CNBC's Brian Schwartz reports that "several high-dollar Democratic donors and fundraisers in the business community" plan to "sit out the presidential campaign fundraising cycle" should Warren sit -- must... resist... urge... to... make... sit Indian-style joke -- at the top of the ticket. A private equity executive who wishes to remain anonymous told the network, "You’re in a box because you’re a Democrat and you’re thinking, ‘I want to help the party, but she’s going to hurt me, so I’m going to help President Trump'."

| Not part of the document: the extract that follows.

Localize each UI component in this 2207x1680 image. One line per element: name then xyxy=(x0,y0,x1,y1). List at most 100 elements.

Warren's proposed "wealth tax," while of dubious constitutionality, threatens to place a 2% tax on the wealth -- not earnings -- of households worth $50 million or more. That's a lot of Wall Street people, it's safe to say.

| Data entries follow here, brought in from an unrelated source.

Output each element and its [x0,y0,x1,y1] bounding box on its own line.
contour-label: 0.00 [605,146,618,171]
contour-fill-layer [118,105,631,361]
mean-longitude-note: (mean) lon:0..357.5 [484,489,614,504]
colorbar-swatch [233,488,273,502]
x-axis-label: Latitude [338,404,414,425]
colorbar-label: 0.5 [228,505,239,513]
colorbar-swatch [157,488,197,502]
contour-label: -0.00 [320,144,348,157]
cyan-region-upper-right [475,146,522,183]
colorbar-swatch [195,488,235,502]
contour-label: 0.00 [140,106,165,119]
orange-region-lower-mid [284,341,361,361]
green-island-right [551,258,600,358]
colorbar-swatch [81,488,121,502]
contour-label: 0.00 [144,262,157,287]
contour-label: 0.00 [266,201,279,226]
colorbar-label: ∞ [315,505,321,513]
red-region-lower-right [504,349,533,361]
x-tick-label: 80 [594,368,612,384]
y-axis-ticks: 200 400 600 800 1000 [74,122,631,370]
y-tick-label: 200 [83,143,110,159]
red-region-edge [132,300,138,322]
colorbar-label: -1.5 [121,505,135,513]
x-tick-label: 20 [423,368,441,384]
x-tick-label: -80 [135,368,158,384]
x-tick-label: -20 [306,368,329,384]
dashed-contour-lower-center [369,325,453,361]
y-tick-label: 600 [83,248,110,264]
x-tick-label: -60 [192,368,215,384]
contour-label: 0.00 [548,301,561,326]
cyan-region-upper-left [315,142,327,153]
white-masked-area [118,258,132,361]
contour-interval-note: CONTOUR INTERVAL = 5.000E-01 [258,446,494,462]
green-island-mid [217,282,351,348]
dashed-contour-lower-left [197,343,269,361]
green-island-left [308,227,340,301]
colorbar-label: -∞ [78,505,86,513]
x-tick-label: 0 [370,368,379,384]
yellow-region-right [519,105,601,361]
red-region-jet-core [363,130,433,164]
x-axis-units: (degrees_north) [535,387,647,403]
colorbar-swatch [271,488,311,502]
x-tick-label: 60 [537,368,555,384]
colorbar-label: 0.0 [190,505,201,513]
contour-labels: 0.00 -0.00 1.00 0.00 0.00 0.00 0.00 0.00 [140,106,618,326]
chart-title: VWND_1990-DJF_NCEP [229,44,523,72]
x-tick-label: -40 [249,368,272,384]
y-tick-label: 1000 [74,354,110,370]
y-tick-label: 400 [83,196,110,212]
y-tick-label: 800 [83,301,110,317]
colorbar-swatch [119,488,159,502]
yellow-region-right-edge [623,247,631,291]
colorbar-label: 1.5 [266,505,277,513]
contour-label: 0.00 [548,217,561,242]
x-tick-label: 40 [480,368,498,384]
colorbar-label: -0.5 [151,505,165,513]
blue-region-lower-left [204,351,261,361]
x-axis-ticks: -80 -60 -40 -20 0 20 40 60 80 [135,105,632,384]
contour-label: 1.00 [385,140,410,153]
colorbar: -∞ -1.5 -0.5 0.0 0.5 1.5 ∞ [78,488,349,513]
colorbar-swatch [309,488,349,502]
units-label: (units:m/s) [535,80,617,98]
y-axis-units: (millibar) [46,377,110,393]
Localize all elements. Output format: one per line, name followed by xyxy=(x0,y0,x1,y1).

"Democratic" socialist candidate Bernie Sanders promises an even bigger wealth tax, with a 1% levy on households worth more than $32 million, going all the way up to 8% for fortunes over $10 billion. So far Wall Street doesn't feel as threatened by the prospect of a Bernie candidacy, but with frontrunner Joe Biden sinking in poll after poll, who knows what might happen as the voting starts in Iowa next February.
Now that he's the incumbent, President Trump has had zero fundraising worries, and raked in another five million dollars in the last few days as the Democrats geared up their impeachment inquiry.
The bind for Democrats is: Nominate the next strongest candidate to Flailin' Joe, or risk defections in the wealthiest segment of their donor and fundraising base. It would also be more difficult than ever to paint Trump as reckless/evil/stupid/insert-the-daily-pejorative-here, if after four years in office he were to suddenly gain the support of some big-name, big-money Dems.
But going down the line of possible nominees after Warren, Sanders would be even worse -- for Wall Street and Main Street. And by the time they get past Sanders, Dems are looking at seriously tertiary candidates.
That's a sticky situation for any party to be in just one season away from the campaign kickoff, and I couldn't be happier to watch it.